Um tribunal que condena por achar que existe crime onde faltam provas


Ouvi estarrecido de uma ministra do Supremo que não achava razoável supor que o ex-ministro não soubesse do esquema de pagamentos, presumindo-se, desde logo, que os pagamentos teriam sido feitos para comprar votos e não para pagar dívidas de campanha. Ela não disse que os autos demonstram inequivocamente que Dirceu soubesse do esquema. Ela disse o que teria dito um magistrado da ditadura: que Dirceu teve a intenção de montar o esquema O artigo é de J. Carlos de Assis.
J. Carlos de Assis*

Fui um dos últimos, talvez o último jornalista a ser processado por crime de opinião nos termos da infame Lei de Segurança Nacional da ditadura, em 1983. Havia feito uma série de reportagens na “Folha de S. Paulo” vinculando uma trama financeira fraudulenta na cúpula da Capemi a personagens proeminentes do antigo SNI, Serviço Nacional de Informações. A acusação contra mim não era que houvesse mentido mas sim que, ao divulgar informações que podiam até mesmo ser verdadeiras, tinha, em hipótese, a intenção de desestabilizar o regime.

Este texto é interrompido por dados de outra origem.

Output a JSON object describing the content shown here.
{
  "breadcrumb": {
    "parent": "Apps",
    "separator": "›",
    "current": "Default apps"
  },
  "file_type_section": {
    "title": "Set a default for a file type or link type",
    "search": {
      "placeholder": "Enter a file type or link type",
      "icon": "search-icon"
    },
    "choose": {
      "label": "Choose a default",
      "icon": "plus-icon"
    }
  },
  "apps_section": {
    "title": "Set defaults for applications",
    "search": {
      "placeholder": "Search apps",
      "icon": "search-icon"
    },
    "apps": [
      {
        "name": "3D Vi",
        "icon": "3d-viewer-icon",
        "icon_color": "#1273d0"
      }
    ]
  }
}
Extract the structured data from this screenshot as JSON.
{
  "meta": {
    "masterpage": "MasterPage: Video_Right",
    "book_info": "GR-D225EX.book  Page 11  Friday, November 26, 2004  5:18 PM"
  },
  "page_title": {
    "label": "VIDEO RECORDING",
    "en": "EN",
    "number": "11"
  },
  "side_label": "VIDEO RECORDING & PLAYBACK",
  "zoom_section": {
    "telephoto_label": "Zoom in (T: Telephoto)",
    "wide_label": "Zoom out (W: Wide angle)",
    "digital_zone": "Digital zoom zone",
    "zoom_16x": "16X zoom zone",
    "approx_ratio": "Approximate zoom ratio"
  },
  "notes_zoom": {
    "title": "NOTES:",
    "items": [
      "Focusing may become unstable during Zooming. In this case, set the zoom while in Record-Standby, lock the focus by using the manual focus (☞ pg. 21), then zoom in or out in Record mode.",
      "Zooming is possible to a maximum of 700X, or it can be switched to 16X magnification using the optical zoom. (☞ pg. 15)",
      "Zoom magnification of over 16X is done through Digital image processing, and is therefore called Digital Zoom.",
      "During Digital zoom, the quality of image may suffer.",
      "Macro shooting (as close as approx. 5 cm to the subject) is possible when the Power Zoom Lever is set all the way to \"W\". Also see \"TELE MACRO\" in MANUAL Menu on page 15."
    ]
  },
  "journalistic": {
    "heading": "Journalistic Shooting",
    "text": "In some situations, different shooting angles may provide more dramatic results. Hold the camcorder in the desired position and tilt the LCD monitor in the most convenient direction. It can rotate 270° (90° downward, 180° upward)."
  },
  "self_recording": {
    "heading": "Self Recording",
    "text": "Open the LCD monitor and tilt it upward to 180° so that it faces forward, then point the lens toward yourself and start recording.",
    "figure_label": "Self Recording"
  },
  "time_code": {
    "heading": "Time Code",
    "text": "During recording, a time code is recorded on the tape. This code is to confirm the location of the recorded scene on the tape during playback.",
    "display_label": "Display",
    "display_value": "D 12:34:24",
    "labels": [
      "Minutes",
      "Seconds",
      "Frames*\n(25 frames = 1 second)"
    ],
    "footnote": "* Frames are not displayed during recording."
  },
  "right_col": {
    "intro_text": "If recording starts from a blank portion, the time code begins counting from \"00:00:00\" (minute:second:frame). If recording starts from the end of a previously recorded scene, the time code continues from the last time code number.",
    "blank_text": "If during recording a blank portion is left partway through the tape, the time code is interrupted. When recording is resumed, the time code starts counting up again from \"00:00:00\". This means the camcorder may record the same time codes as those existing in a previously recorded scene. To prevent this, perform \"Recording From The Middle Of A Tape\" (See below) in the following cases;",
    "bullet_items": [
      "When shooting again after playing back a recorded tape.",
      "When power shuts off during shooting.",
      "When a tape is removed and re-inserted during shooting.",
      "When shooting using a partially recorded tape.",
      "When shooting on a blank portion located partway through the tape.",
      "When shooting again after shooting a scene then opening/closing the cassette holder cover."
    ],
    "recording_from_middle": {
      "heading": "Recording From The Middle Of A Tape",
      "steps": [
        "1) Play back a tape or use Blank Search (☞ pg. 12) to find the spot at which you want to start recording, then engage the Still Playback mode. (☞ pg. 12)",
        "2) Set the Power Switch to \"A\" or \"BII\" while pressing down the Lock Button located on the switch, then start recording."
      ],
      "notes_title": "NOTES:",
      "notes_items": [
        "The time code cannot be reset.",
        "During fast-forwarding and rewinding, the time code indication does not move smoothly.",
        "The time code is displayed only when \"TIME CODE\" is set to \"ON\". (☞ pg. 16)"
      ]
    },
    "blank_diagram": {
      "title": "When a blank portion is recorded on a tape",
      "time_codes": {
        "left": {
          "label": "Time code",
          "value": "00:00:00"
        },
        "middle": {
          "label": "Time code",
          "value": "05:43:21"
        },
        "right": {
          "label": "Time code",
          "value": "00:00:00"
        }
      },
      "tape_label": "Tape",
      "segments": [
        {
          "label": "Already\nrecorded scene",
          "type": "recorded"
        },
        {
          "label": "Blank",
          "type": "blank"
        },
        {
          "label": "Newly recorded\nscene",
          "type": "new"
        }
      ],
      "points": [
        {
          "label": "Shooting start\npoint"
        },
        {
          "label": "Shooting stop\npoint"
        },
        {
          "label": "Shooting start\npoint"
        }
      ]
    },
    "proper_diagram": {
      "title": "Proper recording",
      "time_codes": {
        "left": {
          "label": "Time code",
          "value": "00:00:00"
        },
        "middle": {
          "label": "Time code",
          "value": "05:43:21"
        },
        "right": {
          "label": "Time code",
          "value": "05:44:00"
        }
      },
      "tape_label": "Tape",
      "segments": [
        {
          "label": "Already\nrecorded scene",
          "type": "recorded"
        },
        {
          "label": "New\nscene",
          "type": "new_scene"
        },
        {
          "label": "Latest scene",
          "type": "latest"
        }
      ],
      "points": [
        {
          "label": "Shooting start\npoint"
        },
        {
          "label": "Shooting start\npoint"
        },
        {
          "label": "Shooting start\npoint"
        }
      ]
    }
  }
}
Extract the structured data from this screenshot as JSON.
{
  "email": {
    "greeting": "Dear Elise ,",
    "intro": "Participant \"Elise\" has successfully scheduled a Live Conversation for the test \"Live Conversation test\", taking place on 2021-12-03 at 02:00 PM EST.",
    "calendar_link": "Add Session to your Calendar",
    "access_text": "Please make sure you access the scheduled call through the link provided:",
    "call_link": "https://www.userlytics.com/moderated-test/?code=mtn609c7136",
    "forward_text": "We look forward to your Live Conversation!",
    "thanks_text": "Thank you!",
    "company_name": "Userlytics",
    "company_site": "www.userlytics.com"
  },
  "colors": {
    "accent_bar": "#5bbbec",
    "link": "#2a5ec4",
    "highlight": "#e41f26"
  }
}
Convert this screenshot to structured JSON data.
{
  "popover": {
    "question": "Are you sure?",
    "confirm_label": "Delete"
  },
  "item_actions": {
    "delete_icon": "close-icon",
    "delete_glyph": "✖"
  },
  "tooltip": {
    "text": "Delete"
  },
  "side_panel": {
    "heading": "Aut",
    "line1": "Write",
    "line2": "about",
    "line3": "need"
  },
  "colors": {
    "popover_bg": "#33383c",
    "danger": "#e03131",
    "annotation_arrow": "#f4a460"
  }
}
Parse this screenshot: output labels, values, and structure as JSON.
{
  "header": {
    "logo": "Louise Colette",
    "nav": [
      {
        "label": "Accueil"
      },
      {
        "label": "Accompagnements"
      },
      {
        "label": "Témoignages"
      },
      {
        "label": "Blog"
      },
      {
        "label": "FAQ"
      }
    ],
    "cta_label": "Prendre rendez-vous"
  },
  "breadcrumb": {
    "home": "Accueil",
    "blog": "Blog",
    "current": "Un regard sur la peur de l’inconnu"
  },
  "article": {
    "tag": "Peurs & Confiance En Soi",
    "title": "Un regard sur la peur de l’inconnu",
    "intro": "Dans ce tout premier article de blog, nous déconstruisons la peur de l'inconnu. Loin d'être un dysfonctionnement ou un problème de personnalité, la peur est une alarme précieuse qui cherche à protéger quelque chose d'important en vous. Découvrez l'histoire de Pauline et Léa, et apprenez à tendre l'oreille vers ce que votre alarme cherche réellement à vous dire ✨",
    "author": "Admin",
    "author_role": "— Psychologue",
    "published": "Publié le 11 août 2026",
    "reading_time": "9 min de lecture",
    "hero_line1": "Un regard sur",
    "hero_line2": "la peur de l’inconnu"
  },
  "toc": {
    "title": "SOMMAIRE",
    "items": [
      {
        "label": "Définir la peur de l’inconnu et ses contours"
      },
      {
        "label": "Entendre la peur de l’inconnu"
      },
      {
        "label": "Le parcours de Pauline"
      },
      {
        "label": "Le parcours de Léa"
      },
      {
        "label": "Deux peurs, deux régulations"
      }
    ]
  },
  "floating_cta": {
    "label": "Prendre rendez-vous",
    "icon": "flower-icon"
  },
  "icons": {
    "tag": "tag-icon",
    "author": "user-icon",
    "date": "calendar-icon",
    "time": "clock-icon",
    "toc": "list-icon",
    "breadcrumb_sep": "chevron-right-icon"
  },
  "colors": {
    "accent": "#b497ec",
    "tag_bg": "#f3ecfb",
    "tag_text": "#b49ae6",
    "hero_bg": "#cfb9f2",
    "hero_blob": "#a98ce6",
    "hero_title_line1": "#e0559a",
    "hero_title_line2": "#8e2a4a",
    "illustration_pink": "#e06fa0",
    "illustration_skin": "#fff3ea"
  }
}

Assim era a Justiça da ditadura: julgava pela intenção imputada subjetivamente, não pelo fato. Contudo, meu processo caiu em mãos de um destemido juiz militar, Helmo Sussekind, que me deu o direito da “exceção da verdade”. A exceção da verdade é a figura jurídica que possibilita ao processado fazer a prova de que o que escreveu ou disse era a verdade, independentemente de intenção. Esse, aliás, é o fundamento que torna a liberdade de imprensa efetivamente justa. Do contrário, seria uma cobertura para a calúnia, a injúria e a difamação.

Recordo-me dessa experiência pessoal porque vejo o Supremo Tribunal Federal caminhar para um tipo de jurisprudência, no caso do chamado mensalão, em que se substitui a criteriosa apuração do fato por uma odiosa e subjetiva suposição sobre as intenções. Supõe-se, sem prova convincente, que recursos financeiros mobilizados pelo PT foram usados para comprar votos. Supõe-se, sem prova convincente, que esse esquema de compra de votos foi comandado pelo ex-chefe da Casa de Civil José Dirceu.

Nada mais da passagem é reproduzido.